Il tuo lavoro di divulgazione per spiegare al mondo le tristi condizioni degli animali scampati a morte certa dagli allevamenti intensivi è encomiabile, ma a volte la superficialità della gente la spinge a chiederti dove procurarsene uno, per averlo come “pet”: quant’è difficile far comprendere questa realtà? Hai il sospetto che si preferisca ignorare quanto dolore si cela dietro lo sfruttamento e che si tenda ancora a considerare l’animale come “qualcosa” piuttosto che “qualcuno”?

Purtroppo è molto difficile soprattutto con Salem. Salem è un visone molto buono e calmo e spesso si pensa che tutti i visoni siano così. Si pensa che siano solo dei furetti più grandi, che si possano abbracciare, baciare, portare fuori con la pettorina e ogni volta che posto un video o una foto con Salem, se da una parte sensibilizzo, dall’altra molte persone fraintendono e vedono Salem come la rappresentazione del visone, che purtroppo non è così, perché il vero visone è più come Aikëll e Tamzin. E finiscono per chiedermi come averne uno, dove possono acquistarlo o se spedisco. Purtroppo quando li metto davanti alla realtà, dove spiego come sono realmente le cose, si offendono e pensano che non voglia che abbiano un visone o un qualsiasi altro animale, ma non è così. Sarebbe bellissimo se le persone aprissero il cuore a più animali in difficoltà o maltrattati, abbandonati, fragili e con disabilità, ma conoscendo la grande difficoltà che c’è dietro e sapendo quanto difficile e devastante possa essere, cerco sempre di spiegare come sono realmente le cose, che non è sempre e solo come in foto, che ci sono morsi, momenti di panico da parte dell’animale, momenti in cui non ti riconoscono, perché nonostante tutti, nonostante che vengano addomesticati, restano sempre e comunque animali. Cerco di spiegare quanto sia difficile lavorare con animali traumatizzati, senza autocontrollo, mentalmente distrutti, con disabilità e terrorizzati, perché penso sia giusto nei loro confronti e di chi desidera prendersene cura, perché ho visto troppi animali presi per capriccio e poi abbandonati, soprattutto visoni e non voglio succeda. Però si, dal mio punto di vista gli animali, in molti casi, sono ancora visti come un qualcosa da possedere.

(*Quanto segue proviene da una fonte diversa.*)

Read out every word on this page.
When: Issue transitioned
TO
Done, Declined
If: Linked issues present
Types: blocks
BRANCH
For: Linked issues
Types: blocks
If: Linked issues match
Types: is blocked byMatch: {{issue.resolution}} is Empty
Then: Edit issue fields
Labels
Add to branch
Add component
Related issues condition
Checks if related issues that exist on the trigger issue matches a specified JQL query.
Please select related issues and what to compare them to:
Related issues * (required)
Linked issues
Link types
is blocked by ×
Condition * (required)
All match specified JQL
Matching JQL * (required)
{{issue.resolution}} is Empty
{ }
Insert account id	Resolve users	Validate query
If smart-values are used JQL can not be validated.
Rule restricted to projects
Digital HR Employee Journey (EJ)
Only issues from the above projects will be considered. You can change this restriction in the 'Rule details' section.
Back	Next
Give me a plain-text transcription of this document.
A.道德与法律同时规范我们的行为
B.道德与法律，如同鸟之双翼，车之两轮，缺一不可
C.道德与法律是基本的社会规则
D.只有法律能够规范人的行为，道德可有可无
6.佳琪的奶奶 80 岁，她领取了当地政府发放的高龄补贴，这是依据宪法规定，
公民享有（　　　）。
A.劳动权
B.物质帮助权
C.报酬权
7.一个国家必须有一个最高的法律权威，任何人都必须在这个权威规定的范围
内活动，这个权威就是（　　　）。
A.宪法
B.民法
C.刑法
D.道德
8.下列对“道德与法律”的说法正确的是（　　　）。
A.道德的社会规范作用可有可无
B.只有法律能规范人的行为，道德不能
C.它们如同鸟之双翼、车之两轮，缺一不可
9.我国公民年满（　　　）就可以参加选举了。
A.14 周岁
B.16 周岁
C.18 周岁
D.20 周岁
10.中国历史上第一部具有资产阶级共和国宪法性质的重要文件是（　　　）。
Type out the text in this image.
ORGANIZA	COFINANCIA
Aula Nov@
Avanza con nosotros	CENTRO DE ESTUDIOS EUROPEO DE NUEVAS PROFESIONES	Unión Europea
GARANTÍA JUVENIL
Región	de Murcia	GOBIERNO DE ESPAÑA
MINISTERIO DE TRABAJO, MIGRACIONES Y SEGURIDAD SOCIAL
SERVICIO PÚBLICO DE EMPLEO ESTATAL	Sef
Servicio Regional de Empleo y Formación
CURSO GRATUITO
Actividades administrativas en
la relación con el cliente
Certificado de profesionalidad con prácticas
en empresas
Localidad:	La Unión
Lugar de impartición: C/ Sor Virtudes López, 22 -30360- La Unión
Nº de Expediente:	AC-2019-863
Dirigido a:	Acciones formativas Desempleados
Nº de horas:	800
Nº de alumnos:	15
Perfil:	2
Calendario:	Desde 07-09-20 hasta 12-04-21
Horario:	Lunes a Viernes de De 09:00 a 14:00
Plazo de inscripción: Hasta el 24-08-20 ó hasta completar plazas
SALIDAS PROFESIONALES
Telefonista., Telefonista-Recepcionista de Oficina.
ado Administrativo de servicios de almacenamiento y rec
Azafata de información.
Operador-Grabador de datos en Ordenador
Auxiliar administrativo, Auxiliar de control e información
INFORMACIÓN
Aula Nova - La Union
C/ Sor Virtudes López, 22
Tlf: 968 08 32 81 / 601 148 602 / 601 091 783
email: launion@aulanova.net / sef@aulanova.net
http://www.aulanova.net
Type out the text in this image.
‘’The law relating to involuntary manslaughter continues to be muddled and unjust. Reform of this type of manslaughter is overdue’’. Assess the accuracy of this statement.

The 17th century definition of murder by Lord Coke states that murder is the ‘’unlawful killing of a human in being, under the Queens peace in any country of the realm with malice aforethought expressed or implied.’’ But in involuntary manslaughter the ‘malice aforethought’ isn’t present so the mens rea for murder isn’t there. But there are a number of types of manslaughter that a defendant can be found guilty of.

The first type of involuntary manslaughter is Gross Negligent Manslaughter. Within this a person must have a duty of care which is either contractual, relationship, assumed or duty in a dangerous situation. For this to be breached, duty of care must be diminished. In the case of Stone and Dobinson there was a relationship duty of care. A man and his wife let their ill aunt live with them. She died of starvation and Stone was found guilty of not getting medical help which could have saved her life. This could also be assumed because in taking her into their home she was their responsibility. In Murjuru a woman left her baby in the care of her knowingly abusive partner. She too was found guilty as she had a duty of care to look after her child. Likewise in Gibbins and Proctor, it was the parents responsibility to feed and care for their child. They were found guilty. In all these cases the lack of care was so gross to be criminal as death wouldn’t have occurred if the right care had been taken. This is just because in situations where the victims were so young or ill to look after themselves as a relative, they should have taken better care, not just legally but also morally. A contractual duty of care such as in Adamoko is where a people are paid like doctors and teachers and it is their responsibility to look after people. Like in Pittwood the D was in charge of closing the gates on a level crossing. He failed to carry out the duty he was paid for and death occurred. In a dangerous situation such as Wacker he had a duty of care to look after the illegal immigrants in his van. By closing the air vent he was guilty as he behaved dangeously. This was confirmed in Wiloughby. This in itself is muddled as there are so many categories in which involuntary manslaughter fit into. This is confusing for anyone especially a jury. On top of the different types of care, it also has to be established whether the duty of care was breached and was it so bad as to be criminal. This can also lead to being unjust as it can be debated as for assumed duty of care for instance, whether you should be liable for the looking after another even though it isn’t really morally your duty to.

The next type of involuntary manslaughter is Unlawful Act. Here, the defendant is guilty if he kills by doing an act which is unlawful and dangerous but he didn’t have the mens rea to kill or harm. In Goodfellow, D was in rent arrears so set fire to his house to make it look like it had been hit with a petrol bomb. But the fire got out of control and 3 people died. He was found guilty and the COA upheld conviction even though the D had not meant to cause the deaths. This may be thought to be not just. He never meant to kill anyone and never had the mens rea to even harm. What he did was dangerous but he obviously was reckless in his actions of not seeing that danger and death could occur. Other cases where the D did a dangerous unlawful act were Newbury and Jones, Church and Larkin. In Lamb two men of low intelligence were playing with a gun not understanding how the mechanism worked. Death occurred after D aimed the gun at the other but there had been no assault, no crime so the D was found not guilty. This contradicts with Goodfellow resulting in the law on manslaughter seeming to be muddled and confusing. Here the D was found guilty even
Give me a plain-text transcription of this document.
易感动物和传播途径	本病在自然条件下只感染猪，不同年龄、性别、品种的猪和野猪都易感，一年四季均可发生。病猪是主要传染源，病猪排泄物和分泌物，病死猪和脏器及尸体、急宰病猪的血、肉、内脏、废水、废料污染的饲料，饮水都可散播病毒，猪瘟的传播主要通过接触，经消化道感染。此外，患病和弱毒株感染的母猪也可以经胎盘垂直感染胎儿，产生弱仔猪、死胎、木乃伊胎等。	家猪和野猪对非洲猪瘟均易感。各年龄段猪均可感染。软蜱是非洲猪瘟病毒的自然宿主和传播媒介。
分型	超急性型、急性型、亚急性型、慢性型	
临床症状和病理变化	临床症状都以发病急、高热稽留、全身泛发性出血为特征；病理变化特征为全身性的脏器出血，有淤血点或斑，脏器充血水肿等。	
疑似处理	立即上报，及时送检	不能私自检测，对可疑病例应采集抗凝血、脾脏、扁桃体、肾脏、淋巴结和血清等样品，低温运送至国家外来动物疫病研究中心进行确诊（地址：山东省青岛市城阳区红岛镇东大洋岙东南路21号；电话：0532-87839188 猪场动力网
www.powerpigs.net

Chi ti segue e condivide il tuo stesso amore per gli animali, sa l’impegno che metti nel far conoscere ogni aspetto della loro vita, dal cibo ai bisogni primari e soprattutto l’enorme differenza che c’è tra un animale selvatico e uno manipolato dall’uomo: come si costruisce un rapporto di fiducia con loro?

Per me è molto difficile spiegarlo, non forzo mai nessuno dei miei animali a socializzare, ognuno ha bisogno del suo tempo. Cerco di metterli sempre a loro agio, di non metterli in situazioni di forte stress, perché spesso se faccio così ottengo solo reazioni contrarie.

Questo a volte mi porta per giorni, settimane o mesi seduta immobile per terra a parlargli con voce calma. A volte vengo morsa o attaccata, ma cerco di non reagire, di non avere reazioni troppo forti, perché potrei rovinare il poco lavoro fatto e ogni pregresso, cerco di mantenere la calma, di ignorare l’animale.

Per la mia esperienza trovo sia sbagliato obbligare un animale a fare qualcosa che non vuole, perché si creano paure, traumi e adattamenti a situazioni che non gli fanno bene.

Cerco di costruire i rapporti di fiducia con i miei animali basti sul rispetto, perché non voglio che mi temano, voglio siano sereni anche se questo non porta a coccole e abbracci.

Con tutti gli animali che ho accolto, così facendo, non ho mai avuto grossi problemi e convivono tutti in armonia.

Com’è la convivenza tra le diverse specie che ospiti? Ci sono interazioni o in certi casi è necessario che alcuni restino separati?

La maggior parte dei miei animali interagisce tra loro e si instaurano convivenze bizzarre e tenere.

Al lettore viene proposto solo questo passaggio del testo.